OK, the server is started, now we must connect to it. Select your instance in the AWS Management Console and review the description details. Near the bottom of the page is a Public DNS value, note this value. If you are on Linux (non-Windows, really), launch your terminal application and connect via ssh using the key that you downloaded. The quickest way to accomplish this is something like (the server is the value of your instance’s Public DNS):

ssh -i /path/to/my/keyfile.pem ec2-user@ec2-##-##-##-###.compute-#.amazonaws.com
If you are on Windows, the easiest way (I think…) is to use PuTTY and PuTTYGen. You need to import your key file (*.pem) to PuTTYGen to make a *.ppk version that PuTTY can use. Launch PuTTY and configure a new connection using the ec2-user@ec2-##-##-##-###.compute-#.amazonaws.com value as your host. Then go to Connection - SSH - Auth, and use the Browse button to select a private key for authentication, choose the *.ppk file you generated using PuTTYGen. Make sure to save the configuration, and open the connection.

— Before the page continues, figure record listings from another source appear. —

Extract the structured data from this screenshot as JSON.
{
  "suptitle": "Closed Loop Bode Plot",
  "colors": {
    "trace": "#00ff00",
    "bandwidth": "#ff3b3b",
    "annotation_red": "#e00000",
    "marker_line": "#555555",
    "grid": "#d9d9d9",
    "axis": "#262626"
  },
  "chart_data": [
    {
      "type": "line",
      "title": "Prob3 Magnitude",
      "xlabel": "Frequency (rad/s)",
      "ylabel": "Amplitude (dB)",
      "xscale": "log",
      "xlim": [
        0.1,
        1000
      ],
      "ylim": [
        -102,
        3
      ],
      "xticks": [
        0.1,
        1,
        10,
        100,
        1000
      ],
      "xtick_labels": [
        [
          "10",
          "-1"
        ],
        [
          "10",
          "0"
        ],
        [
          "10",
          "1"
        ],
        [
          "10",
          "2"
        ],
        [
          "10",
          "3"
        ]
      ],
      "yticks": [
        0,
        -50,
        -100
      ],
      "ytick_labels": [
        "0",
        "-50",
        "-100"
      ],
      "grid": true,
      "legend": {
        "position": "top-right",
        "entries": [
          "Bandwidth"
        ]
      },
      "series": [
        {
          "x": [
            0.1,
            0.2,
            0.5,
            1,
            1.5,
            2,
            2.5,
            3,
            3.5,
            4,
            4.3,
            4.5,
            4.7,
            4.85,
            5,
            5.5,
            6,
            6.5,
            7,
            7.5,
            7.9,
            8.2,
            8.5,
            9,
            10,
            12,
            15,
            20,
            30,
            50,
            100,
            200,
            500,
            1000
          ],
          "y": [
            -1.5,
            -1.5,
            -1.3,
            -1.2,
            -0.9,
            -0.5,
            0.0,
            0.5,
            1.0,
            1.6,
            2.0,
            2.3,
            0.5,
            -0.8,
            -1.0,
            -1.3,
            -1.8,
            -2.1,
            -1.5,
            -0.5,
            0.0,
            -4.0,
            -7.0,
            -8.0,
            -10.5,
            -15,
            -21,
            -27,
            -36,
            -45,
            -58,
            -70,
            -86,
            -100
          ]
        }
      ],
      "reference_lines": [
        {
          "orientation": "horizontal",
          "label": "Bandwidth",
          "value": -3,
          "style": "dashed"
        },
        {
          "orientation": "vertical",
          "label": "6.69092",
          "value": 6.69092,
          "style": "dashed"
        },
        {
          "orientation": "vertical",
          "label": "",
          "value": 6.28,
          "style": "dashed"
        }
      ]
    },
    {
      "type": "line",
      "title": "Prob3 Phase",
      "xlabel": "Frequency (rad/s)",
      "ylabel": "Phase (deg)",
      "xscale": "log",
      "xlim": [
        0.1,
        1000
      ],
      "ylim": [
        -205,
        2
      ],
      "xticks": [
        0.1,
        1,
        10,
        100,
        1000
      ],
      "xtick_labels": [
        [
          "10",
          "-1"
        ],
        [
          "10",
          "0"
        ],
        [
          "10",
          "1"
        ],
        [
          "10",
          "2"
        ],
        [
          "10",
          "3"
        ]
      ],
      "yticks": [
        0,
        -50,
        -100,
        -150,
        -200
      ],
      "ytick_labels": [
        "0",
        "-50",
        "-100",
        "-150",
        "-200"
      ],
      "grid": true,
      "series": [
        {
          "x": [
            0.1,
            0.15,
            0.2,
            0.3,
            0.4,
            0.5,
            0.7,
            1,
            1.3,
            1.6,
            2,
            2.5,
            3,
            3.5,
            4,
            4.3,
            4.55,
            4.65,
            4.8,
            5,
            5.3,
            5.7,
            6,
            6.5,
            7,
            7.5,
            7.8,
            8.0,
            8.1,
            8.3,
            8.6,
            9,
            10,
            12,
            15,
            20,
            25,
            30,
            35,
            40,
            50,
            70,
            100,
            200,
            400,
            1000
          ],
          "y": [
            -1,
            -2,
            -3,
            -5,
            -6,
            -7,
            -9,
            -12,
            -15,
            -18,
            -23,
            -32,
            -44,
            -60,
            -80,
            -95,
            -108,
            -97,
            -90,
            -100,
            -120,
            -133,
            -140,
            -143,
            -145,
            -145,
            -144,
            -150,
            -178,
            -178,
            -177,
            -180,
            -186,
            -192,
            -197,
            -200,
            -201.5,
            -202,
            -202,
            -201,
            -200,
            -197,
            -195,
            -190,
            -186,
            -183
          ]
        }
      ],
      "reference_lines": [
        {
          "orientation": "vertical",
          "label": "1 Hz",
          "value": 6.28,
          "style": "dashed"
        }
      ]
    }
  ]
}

You should see the EC2 ascii art, with the Amazon Linux AMI Beta text. At this point, the LAMP set up should be reasonably familiar, but remember that the Amazon Linux AMI is bare-bones. We need to install Apache, MySQL, and PHP. So, perform the following:

sudo su
yum install httpd
yum install mysql-server mysql
yum install php php-mysql
service httpd start
service mysqld start
/usr/bin/mysqladmin -u root password ‘password’

[UPDATE] As Edward pointed out in the comments, this is a pretty bare-bones php installation. If you are installing a CMS or using a php framework, chances are high that you will require some or all of the following packages:

sudo yum install php-xml php-pdo php-odbc php-soap php-common \ 
php-cli php-mbstring php-bcmath php-ldap php-imap php-gd

After installing any PHP packages, or making config changes to PHP/Apache, you need to restart Apache before they take effect:

service httpd restart

Create a text file /var/www/html/index.php with the contents of your choice (”< ?php phpinfo(); ?>” is usually a good start - just remove the space from the opening php tag), and navigate to ec2-##-##-##-###.compute-#.amazonaws.com in a browser.

That’s it. A LAMP stack in the AWS Free Usage Tier. It won’t be a speed demon (613 MB of memory…), but it’s more than enough to test and practice. I’ll post basics for Elastic IPs, generating AMIs and failing over soon.